PEKING. Die alte Weltmeisterin war die Erste, die ihrer Nachfolgerin von Herzen gratulierte. Kaum dass sich der Speer von Katharina Molitor weit hinter der 65-Meter-Linie final in den Rasen des Vogelnests gebohrt hatte, stellte sich Christina Obergföll in den Laufweg der Leverkusenerin und drückte sie ganz fest an sich. Fast schien es, als würde sich die entthronte Titelverteidigerin mehr über den großen Wurf der 31-Jährigen freuen als diese selbst. »Du musst jetzt ausrasten«, rief die auf Rang vier gelandete Offenburgerin Katharina Molitor zu, die scheinbar noch gar nicht richtig realisiert hatte, dass sie mit dem letzten Wurf auf die Weltjahresbestleistung von 67,69 Meter Gold gewonnen hatte.

Glauben konnte Katharina Molitor auch einige Zeit später noch nicht, dass sie die Tradition deutscher Weltmeisterinnen fortgesetzt hatte. »Ich habe vielleicht von einer Medaille geträumt, aber dass es so kommt, damit hätte ich nie gerechnet«, gab die Lehramtsstudentin zu, deren einzige internationale Medaille Silber vor zehn Jahren bei der U 23-EM war. Molitor hatte sich im dritten Versuch mit einem Wurf auf 64,74 m an die Spitze gesetzt und sich damit das Recht gesichert, die folgenden drei Durchgänge immer abschließen zu dürfen. »Das war ein riesen Vorteil, da konnte ich heute schön kontern«, sagte sie.

Phänomenaler Armzug

Sie tat es mit dem ultimativen Versuch. Die 55 000 Zuschauer waren schon in freudiger Erregung, die Goldmedaille der führenden Chinesin Lyu Huihui zu feiern, die mit dem Asienrekord von 66,13 Metern in Versuch fünf die Führung an sich gerissen hatte.
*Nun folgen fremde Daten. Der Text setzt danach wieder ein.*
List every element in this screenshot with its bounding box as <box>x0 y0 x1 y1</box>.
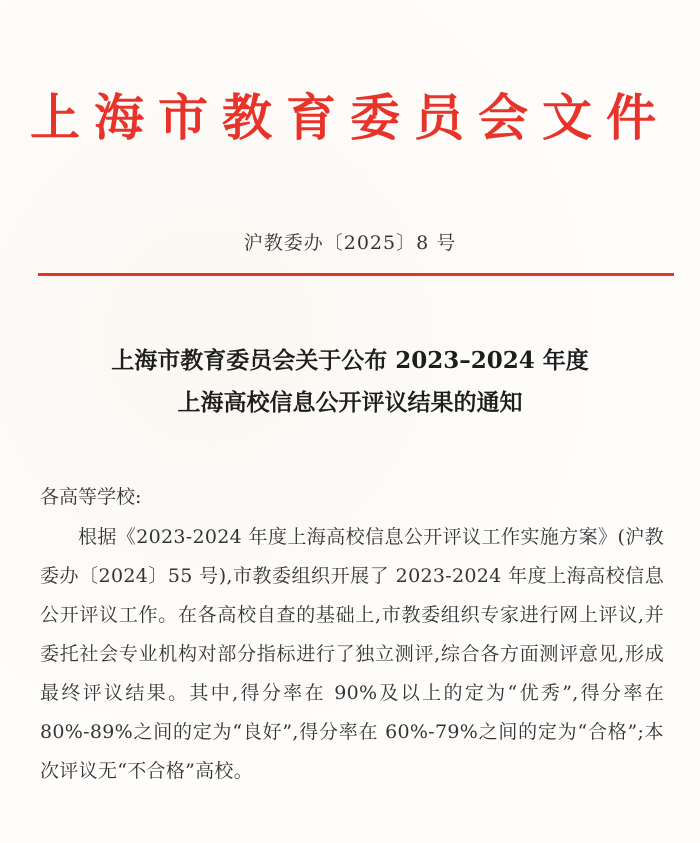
salutation: 各高等学校: <box>40 486 142 508</box>
document-header-title: 上海市教育委员会文件 <box>30 88 670 147</box>
notice-title <box>0 340 700 424</box>
header-divider <box>38 273 674 276</box>
notice-title-line-1: 上海市教育委员会关于公布 2023–2024 年度 <box>111 347 589 374</box>
body-paragraph: 根据《2023-2024 年度上海高校信息公开评议工作实施方案》(沪教委办〔2024〕55 号),市教委组织开展了 2023-2024 年度上海高校信息公开评议工作。在各高校自查的基础上,市教委组织专家进行网上评议,并委托社会专业机构对部分指标进行了独立测评,综合各方面测评意见,形成最终评议结果。其中,得分率在 90%及以上的定为“优秀”,得分率在 80%-89%之间的定为“良好”,得分率在 60%-79%之间的定为“合格”;本次评议无“不合格”高校。 <box>40 526 664 782</box>
notice-title-line-2: 上海高校信息公开评议结果的通知 <box>177 389 523 416</box>
document-number: 沪教委办〔2025〕8 号 <box>243 232 457 254</box>
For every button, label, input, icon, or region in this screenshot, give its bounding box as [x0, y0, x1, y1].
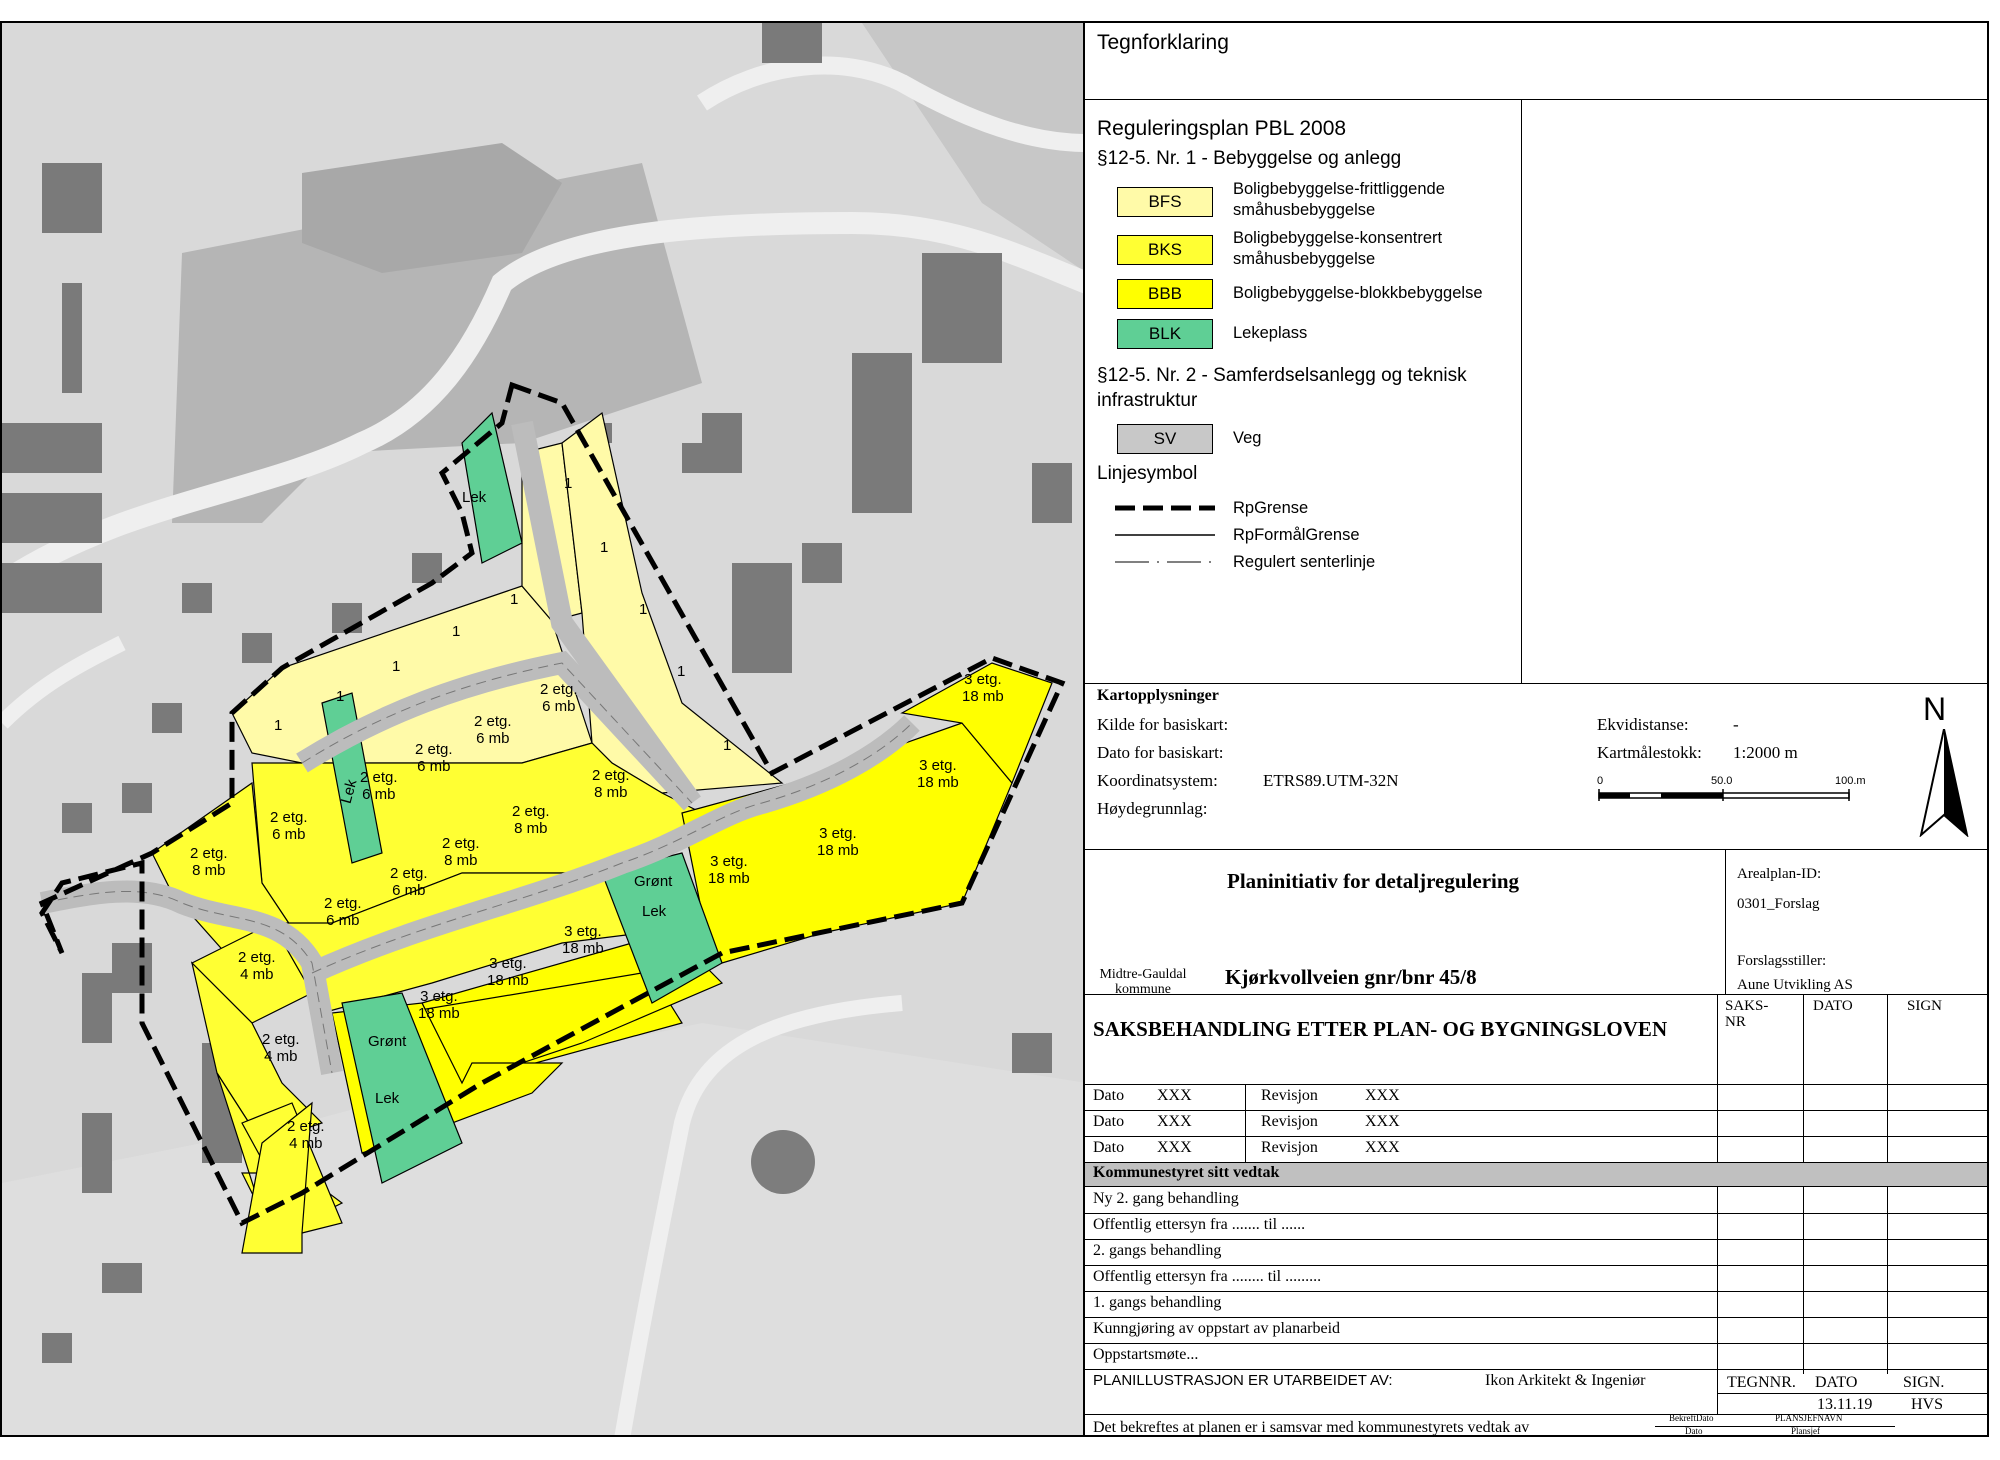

Doch dann kam die kühle Deutsche, die n der Wintersaison für Leverkusen in der 2. Bundesliga Volleyball spielt, mit dem phänomenalen Armzug, nahm Anlauf, schickte den Speer auf einen Langstreckenflug und zog damit bei den Gastgebern den Stecker. »Es war in dieser Saison schon oft so, dass ich mit dem letzten am weitesten geworfen habe«, sagte Molitor, die noch einmal alle Kräfte mobilisiert hatte. Sie hatte Bronze bereits in der Hand und veredelte die Plakette zu Gold.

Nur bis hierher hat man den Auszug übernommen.